Monday, March 12, 2012

Rogers Park housing advocates charge TIF task force with racism

Residents of Near North Side Rogers Park are charging that Loyola University officials are scheming to push through a Tax Increment Financial district that would benefit the university and drive out low-income residents from the heavily minority-based community.

But Loyola University spokeswoman Jennifer Clark said Wednesday that Loyola hired the consultant to study the project proposal.

She said student diversity is a huge attraction of the university, and no university official hopes anyone is driven out of the neighborhood.

The Task Force conducted four large public meetings to solidify input from the broader community about redevelopment, she said, adding, "The principal interest of people who worked on this are commercial redevelopment and vitality."
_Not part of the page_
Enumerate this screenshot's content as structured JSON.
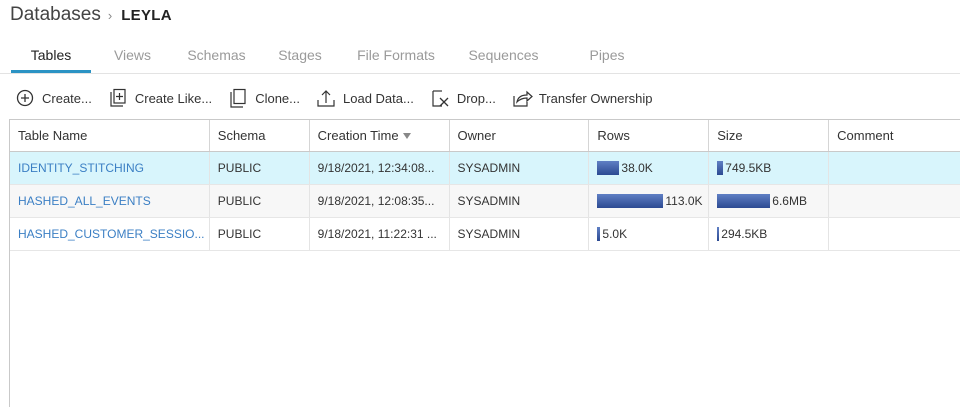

That means more jobs for residents and better retail businesses and services for the Loyola community.

She said charges by RPCAN about the all-white, no-renter composition of the Task Force, "I think they legitimately found a flaw. The principal thing the aldermen were looking for is geographic representation. I'm not saying it was the smartest thing." Leaders of the Rogers Park Community Action Network (RPCAN) are conducting "house meetings" to determine what residents believe will benefit the community, while they charge a whites-only planning group has taken charge of the TIF process.

RPCAN member Audrey Avila, a Loyola University student, said the planning group, led by Ald. Joe Moore and Pat O'Connor, personifies a fundamental example of racism.

"They should be ashamed of themselves and apologize to the community," Avila, a political science major, said.

Avila said she is seeking dialogue with the aldermen, Loyola officials and the community.

"There has been no effort to include minorities in the planning group. It's all white. It's awful.

"Apparently they don't know any good members of the minority community for membership on the planning group," she said.

The Task Force oversees redevelopment related to the proposed TIF in a community 75 percent of whose residents are renters, according to RPCAN.

RPCAN said in a statement that many residents fear they will be squeezed out by Loyola, although the task force is charged with the duty to protect the economic and racial diversity of Rogers Park, more than half of whose population is Black, Hispanic or Asian.

"TIFs are supposed to redevelop a blighted area," RPCAN Board Chairman Francis Tobin said.

"State statutes specify they can only be used that way, and this area of Rogers Park is not blighted," he said of the proposed TIF district that encompasses the Devon Avenue and Sheridan Road neighborhood.

"Whether the Loyola TIF meets the standard is not clear. Property values would go up, diverting money from taxes for schools, libraries, water service and other needs, and not developing new revenue, as TIF is intended to do in theory," he said.

He believes the university wants to build dormitories and parking lots that would alter and replace the current housing mix.

Residents are proposing through RPCAN that 30 percent of TIF revenue be dedicated to affordable housing to promote diversity and that it create more housing for low- and moderate-income households.

RPCAN also proposes that any company with 10 or more employees benefiting from the TIF pay a "living wage", that construction jobs use union workers and that TIF funds support job training and placement.

It must also minimize displacement of homeowners and renters as well as small businesses and fund community services, such as day care programs and youth and park facilities, RPCAN said.

"You're talking about race," Tobin said of plans emanating from the TIF.

"The effect on the minority community would be huge. It would increase disparities and reduce affordable housing.

"It would result in displacement of nonwhite people unless there is some kind of commitment on the TIF to save low cost housing and diversity.

"The result would be the whitening of the neighborhood. The TIF should promote diversity and economic justice," he said.

RPCAN said in its statement it is campaigning for residents to start over and bring "real democracy into the process, with an expanded task force that looks and sounds like Rogers Park."

Said RPCAN's Tobin, "A key issue is that people of color have been excluded entirely by Loyola and the two Aldermen (Moore and O'Connor) from the `Task Force', even though everyone says saving diversity is a key thing for our community."

As for the Network's charge that the aldermen have "assembled an all-white, no renter group to oversee planning" of the TIF, Michael Land, a spokesman for Alderman Joe Moore (49th), disagreed.

He said, "The TIF task force was a group of community leaders that were directors of community organizations, block club presidents or business owners. They were selected by both both aldermen.

Were they all white? Were they all owners? Yes."